# Food Bag



## Thomas D (Jan 27, 2003)

Anyone use one of these? How do they hold up?

http://www.dogsafield.com/prodinfo.asp?number=R042-001


----------



## Lucky Seven (Feb 4, 2008)

Tom,

Steve Zugg's uses one ...... I dont believe he's ever had any problems.

I see it in his truck/topper all the time.


----------



## crw910 (Mar 15, 2008)

I have the avery dri-stor bag. It comes in 20lb and 40lb capacities. I will swear by the 40lb bag. It is incredible!!!

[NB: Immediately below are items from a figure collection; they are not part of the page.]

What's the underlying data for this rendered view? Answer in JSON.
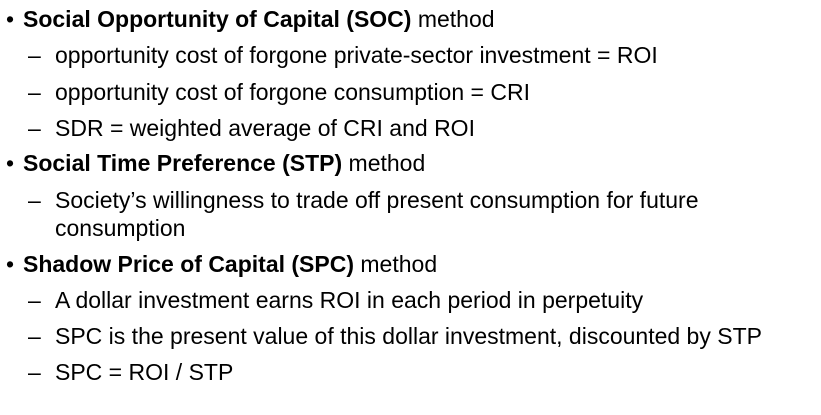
{
  "items": [
    {
      "bullet": "•",
      "bold": "Social Opportunity of Capital (SOC)",
      "rest": " method",
      "subs": [
        {
          "dash": "–",
          "text": "opportunity cost of forgone private-sector investment = ROI"
        },
        {
          "dash": "–",
          "text": "opportunity cost of forgone consumption = CRI"
        },
        {
          "dash": "–",
          "text": "SDR = weighted average of CRI and ROI"
        }
      ]
    },
    {
      "bullet": "•",
      "bold": "Social Time Preference (STP)",
      "rest": " method",
      "subs": [
        {
          "dash": "–",
          "text": "Society’s willingness to trade off present consumption for future",
          "text2": "consumption"
        }
      ]
    },
    {
      "bullet": "•",
      "bold": "Shadow Price of Capital (SPC)",
      "rest": " method",
      "subs": [
        {
          "dash": "–",
          "text": "A dollar investment earns ROI in each period in perpetuity"
        },
        {
          "dash": "–",
          "text": "SPC is the present value of this dollar investment, discounted by STP"
        },
        {
          "dash": "–",
          "text": "SPC = ROI / STP"
        }
      ]
    }
  ]
}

http://www.gundogsupply.com/new--dristor-dog-food-bags.html


----------



## Micah Duffy (Jan 21, 2010)

It works good Until the mice find it. I had mine up in my truck and they chewed through it. Back to a hard box for now. Other than that its farily easy to clean with mild soap and water with a sponge on the inside.


----------



## Nic_Edlund (Feb 16, 2010)

Thomas, thanks for asking the question. I'm looking at getting one my self. I sure like most of avery's products.


----------



## bjackson3 (Jan 27, 2009)

Go to any good outdoors store and buy one of the dry storage bags for kayaking. They come in a lot of sizes and are much cheaper. My 2 cents.

Bret


----------



## jeff t. (Jul 24, 2003)

I have three of them. The screw off lid is very convenient.

The inner lining on two of mine cracked after several years of use.

Had to retire one of the bags after one of the dogs found it and chewed a hole in it.


----------



## Texas star (Mar 29, 2009)

Avery you can't go wrong


----------